Die Einigung mit dem MERCOSUR wurde bislang nur zum Handelsteil erzielt. Die anderen beiden Säulen des Assoziierungsabkommens – mit politischem Dialog und Kooperation also die Vereinbarungen, die gemeinsame Werte und die Befähigung zur Einhaltung von Standards und Klimazielen vorsähen – sind bislang unbekannt. So droht aus einem ambitionierten biregionalen Vorhaben ein Abkommen zu werden, das nicht mal den Namen Freihandel verdient. Denn wenn Marktöffnung auf der einen Seite gegen Quotensätze auf der anderen getauscht werden, kann von frei schwerlich die Rede sein.

Assoziierung statt Handel!

Natürlich braucht Europa Post-Corona Absatzmärkte für die wirtschaftliche Wiederbelebung. Im Falle der Beziehungen zum MERCOSUR dürfte das aber nicht das entscheidende Motiv sein. Zwar war die EU bis 2016, als sie von China abgelöst wurde, der wichtigste Handelspartner des MERCOSUR. Aber selbst, wenn das EU-Exportvolumen von derzeit 45 Milliarden Euro verdoppelt würde, was durch die Corona-Krise fragwürdig geworden ist, bliebe der MERCOSUR unter den EU-Handelspartnern ein kleiner Fisch.

Wenn Handelsinteressen also nicht das ausschlaggebende Motiv der EU in ihren Beziehungen zum MERCOSUR sind, liegen geopolitische Belange nahe. Die USA setzen unilateral und protektionistisch eigene Interessen durch. Und China wirbt mit Wachstum, Expansion und erfolgreicher Armutsbekämpfung global für ein Modell, das – obwohl oder gerade weil anti-demokratisch – weltweit inmitten der Repräsentationskrise viel Zustimmung erntet. Zudem ist China als Investor und Kreditgeber in Lateinamerika schwer zu überbieten.

In der »neuen Normalität« wird die EU dagegen Partner zwischen den Polen brauchen, mit denen globalen Herausforderungen von Pandemien bis zum Klimawandel begegnet werden kann. Das Alleinstellungsmerkmal des Assoziierungsabkommens mit dem MERCOSUR könnte aus dieser Perspektive als ein Bündnis zweier (noch) demokratisch regierter Regionen geopolitisch ein wichtiges Signal in Richtung Nachhaltigkeit, Multilateralismus und Demokratie setzen – eine Perspektive, die Handel komplementär sieht, indem weder EU-Milchpulver nach Uruguay noch holländische Tomaten nach Brasilien exportiert werden, die Kooperation vom Technologietransfer bis zu Forschungsverbünden zur Befähigung der Einhaltung von Verbraucherschutz und Klimazielen definiert, die einen politischen Dialog fördert, der Inklusion global denkt und angesichts von Wirtschafts- und Klimaflüchtlingen ein gemeinsames Interesse an nachhaltigen Entwicklungsmodellen erkennt. Und auch Mechanismen der gegenseitigen Kontrolle und Sanktionen im Falle von Verstößen dürfen trotz aller guten Vorsätze nicht fehlen.

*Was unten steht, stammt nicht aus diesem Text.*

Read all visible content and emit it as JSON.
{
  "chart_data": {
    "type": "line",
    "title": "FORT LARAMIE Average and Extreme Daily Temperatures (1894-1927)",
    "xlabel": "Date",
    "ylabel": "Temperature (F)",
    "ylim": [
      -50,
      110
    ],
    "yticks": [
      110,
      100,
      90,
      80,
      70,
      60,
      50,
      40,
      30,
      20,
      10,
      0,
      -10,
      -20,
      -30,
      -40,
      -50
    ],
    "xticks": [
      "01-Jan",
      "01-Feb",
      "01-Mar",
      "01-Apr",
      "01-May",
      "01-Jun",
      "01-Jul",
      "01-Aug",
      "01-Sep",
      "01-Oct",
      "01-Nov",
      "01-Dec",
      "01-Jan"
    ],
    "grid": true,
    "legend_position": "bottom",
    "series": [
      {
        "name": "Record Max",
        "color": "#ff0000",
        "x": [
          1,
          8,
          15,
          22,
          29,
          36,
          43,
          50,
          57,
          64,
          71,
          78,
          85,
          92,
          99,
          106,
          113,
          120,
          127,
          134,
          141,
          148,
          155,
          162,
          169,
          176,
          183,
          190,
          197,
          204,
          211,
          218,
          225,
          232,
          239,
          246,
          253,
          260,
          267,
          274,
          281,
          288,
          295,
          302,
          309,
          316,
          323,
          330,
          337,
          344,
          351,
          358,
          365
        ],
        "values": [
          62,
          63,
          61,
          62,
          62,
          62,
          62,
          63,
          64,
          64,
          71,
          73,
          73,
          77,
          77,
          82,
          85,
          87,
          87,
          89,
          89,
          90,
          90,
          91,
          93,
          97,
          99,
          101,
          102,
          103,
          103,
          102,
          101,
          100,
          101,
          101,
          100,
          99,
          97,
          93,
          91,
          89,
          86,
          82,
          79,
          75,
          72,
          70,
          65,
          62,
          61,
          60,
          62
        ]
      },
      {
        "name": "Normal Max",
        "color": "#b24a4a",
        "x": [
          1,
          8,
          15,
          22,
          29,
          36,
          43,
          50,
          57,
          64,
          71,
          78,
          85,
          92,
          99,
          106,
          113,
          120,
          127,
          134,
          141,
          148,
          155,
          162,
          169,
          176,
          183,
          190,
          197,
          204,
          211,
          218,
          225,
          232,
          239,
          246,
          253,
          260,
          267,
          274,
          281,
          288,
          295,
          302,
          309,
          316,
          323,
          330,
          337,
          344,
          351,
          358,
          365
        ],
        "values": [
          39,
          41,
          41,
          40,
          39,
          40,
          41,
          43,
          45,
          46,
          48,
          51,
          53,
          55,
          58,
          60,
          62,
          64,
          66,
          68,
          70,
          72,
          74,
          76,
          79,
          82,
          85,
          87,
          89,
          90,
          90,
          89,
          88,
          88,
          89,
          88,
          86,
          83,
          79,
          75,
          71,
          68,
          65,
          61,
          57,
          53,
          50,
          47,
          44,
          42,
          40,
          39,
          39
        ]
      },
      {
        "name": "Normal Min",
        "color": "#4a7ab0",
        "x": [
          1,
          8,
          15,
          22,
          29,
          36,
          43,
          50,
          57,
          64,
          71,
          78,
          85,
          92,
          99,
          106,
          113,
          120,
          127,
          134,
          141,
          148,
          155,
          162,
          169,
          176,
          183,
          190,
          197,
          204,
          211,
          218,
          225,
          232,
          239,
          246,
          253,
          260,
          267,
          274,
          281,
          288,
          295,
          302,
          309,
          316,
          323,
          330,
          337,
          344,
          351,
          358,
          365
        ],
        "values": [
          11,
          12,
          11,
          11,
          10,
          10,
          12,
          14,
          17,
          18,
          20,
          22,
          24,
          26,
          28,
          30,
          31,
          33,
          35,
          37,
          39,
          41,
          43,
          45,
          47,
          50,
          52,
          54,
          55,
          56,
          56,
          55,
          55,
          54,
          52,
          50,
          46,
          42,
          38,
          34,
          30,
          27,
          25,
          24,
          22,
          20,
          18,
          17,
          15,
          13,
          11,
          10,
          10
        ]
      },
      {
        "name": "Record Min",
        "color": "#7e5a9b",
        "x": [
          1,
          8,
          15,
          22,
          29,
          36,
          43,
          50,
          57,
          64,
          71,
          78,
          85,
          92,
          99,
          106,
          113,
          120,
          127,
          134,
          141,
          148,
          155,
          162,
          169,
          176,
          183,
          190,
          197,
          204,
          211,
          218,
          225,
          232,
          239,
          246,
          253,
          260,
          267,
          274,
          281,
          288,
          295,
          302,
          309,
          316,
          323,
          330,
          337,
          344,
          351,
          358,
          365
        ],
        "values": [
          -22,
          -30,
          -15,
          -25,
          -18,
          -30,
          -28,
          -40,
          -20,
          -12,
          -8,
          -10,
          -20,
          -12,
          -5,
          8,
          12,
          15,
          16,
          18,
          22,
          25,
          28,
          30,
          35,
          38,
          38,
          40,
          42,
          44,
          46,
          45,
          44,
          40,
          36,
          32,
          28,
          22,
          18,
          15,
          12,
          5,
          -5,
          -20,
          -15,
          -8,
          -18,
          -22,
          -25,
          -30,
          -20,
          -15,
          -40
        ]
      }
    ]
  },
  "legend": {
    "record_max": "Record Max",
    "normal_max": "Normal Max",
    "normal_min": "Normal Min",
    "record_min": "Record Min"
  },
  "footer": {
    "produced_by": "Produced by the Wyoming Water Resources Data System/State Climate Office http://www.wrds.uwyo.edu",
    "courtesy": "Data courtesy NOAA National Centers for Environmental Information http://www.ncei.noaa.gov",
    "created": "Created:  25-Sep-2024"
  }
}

Derart ausgestaltet böte eine Assoziierungsstrategie der EU die Möglichkeit, Lateinamerika bei der Bewältigung und Überwindung der Folgen der Pandemie zu unterstützen, anti-demokratische Regierungen in ihre Schranken zu verweisen und sich geopolitisch mit einem Modell zu positionieren, das neue Maßstäbe setzt und damit viel von dem kooperativen Geist des Rahmenabkommens von 1995 aufgreift.

Jüngste Initiativen, Gestaltung und Regulierung des globalen Handels im Lichte der Pandemie neu bewerten zu wollen, stellen somit eine Chance für eine neue EU-Politik dar, die weit über das EU-MERCOSUR-Abkommen hinausgeht.